El huerto era de suyo lindísimo y digno de un rey. Medía en longitud más de un estadio; estaba en una altura, y contenía sobre cuatro yugadas de tierra. Semejaba extenso llano, y había en él toda clase de árboles: manzanos, arrayanes, perales, granados, higueras y olivos. En algunos puntos la vid trepaba a los árboles, y, enlazada a ellos, lucía sus frutos en competencia con manzanas y peras. Esto en cuanto a los frutales; pero también había allí árboles selváticos y de sombra, como cipreses, lauros, adelfas, plátanos y pinos; en todos los cuales, en vez de la vid, se entrelazaba la hiedra, cuyos corimbos, que eran grandes y negreaban ya, remedaban racimos de uvas. Las plantas que daban fruta estaban en el centro, como para mayor defensa; las estériles, en torno, como muralla. Lo rodeaba y amparaba todo una débil cerca o vallado. No había cosa que no estuviese con cierto orden y primor. Los troncos, separados de los troncos, y en lo alto, mezclándose las ramas y confundiéndose el follaje. Diríase que el Arte se había esmerado a porfía con la Naturaleza. Había en cuadros y eras multitud de flores, que la tierra daba de sí sin cultivo, o que la industria cultivaba; rosas, azucenas y jacintos, criados por la mano del hombre; violetas, corregüelas y narcisos, espontáneamente nacidos. Allí había, en suma, sombra en estío, flores en primavera, frutos en toda estación, y los más deliciosos y exquisitos en otoño. Desde allí se oteaba la ancha vega, y se contemplaba pastores y ganados, y se descubría la mar, y se veían los que por ella iban navegando, lo cual no era pequeña parte de los gustos con que brindaba aquel huerto. En el centro mismo, así de lo largo como de lo ancho, se levantaban un templo y un ara de Baco; el ara, revestida de hiedra, y de pámpanos el templo, por fuera. La historia del dios estaba dentro pintada: Semele, pariendo; Ariadna, dormida; encadenado, Licurgo; despedazado, Penteo; vencidos, los indios; los tirrenos, transformados. Por donde quiera, los sátiros; por donde quiera, las bacantes, que danzaban. Ni faltaba allí Pan, quien, sentado sobre una piedra, tañía la zampoña, y daba el mismo son y compás al pisoteo de los sátiros en el lagar y al baile de las ménades.

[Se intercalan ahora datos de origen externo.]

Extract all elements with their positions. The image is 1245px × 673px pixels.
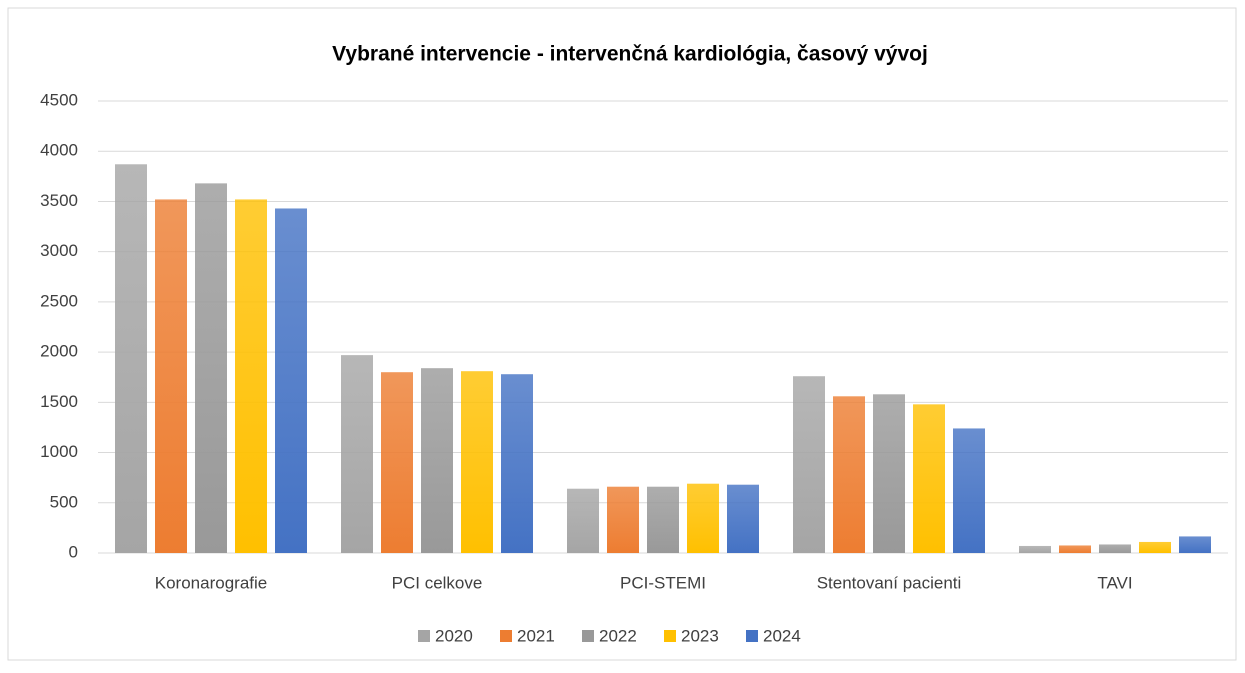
bar <box>833 396 865 553</box>
bar <box>115 164 147 553</box>
bar <box>607 486 639 553</box>
bar <box>873 394 905 553</box>
legend-swatch <box>418 630 430 642</box>
y-tick-label: 2500 <box>40 291 78 310</box>
chart-frame <box>7 7 1237 661</box>
bar <box>1139 541 1171 553</box>
bar <box>381 372 413 553</box>
bar <box>913 404 945 553</box>
legend-swatch <box>664 630 676 642</box>
legend-label: 2024 <box>763 626 801 645</box>
y-tick-label: 1500 <box>40 392 78 411</box>
y-tick-label: 2000 <box>40 342 78 361</box>
y-tick-label: 4000 <box>40 141 78 160</box>
y-tick-label: 4500 <box>40 90 78 109</box>
bar <box>461 371 493 553</box>
bar <box>1019 545 1051 553</box>
y-tick-label: 500 <box>50 492 78 511</box>
bar <box>727 484 759 553</box>
y-tick-label: 1000 <box>40 442 78 461</box>
x-tick-label: Stentovaní pacienti <box>817 573 962 592</box>
bar <box>501 374 533 553</box>
bar <box>341 355 373 553</box>
bar <box>953 428 985 553</box>
x-tick-label: Koronarografie <box>155 573 267 592</box>
legend-label: 2021 <box>517 626 555 645</box>
x-tick-label: TAVI <box>1097 573 1132 592</box>
legend-label: 2020 <box>435 626 473 645</box>
x-tick-label: PCI celkove <box>392 573 483 592</box>
y-tick-label: 3000 <box>40 241 78 260</box>
bar <box>793 376 825 553</box>
y-tick-label: 3500 <box>40 191 78 210</box>
legend-swatch <box>500 630 512 642</box>
bar <box>195 183 227 553</box>
legend-label: 2023 <box>681 626 719 645</box>
bar <box>1179 536 1211 553</box>
bar <box>687 483 719 553</box>
legend-swatch <box>582 630 594 642</box>
bar <box>567 488 599 553</box>
chart-title: Vybrané intervencie - intervenčná kardio… <box>332 43 928 66</box>
bar <box>1059 545 1091 553</box>
y-tick-label: 0 <box>69 542 78 561</box>
bar <box>155 199 187 554</box>
bar <box>1099 544 1131 553</box>
legend-swatch <box>746 630 758 642</box>
bar <box>235 199 267 554</box>
x-tick-label: PCI-STEMI <box>620 573 706 592</box>
bar <box>275 208 307 553</box>
bar <box>647 486 679 553</box>
bar <box>421 368 453 553</box>
legend-label: 2022 <box>599 626 637 645</box>
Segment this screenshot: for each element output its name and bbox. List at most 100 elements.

Tal era el huerto que Lamón se afanaba por cuidar, podando las ramas secas y enredando en festones la vid a los árboles. A Baco le coronaba de flores. Derivaba sin dificultad el agua por las limpias acequias. Había una fuente, que Dafnis había descubierto, la cual regaba las flores. Llamábanla fuente de Dafnis. Lamón, por último, encomendó a éste que engordase las cabras lo más que pudiera, porque el amo, que no había venido en tanto tiempo, iba ahora a verlo todo.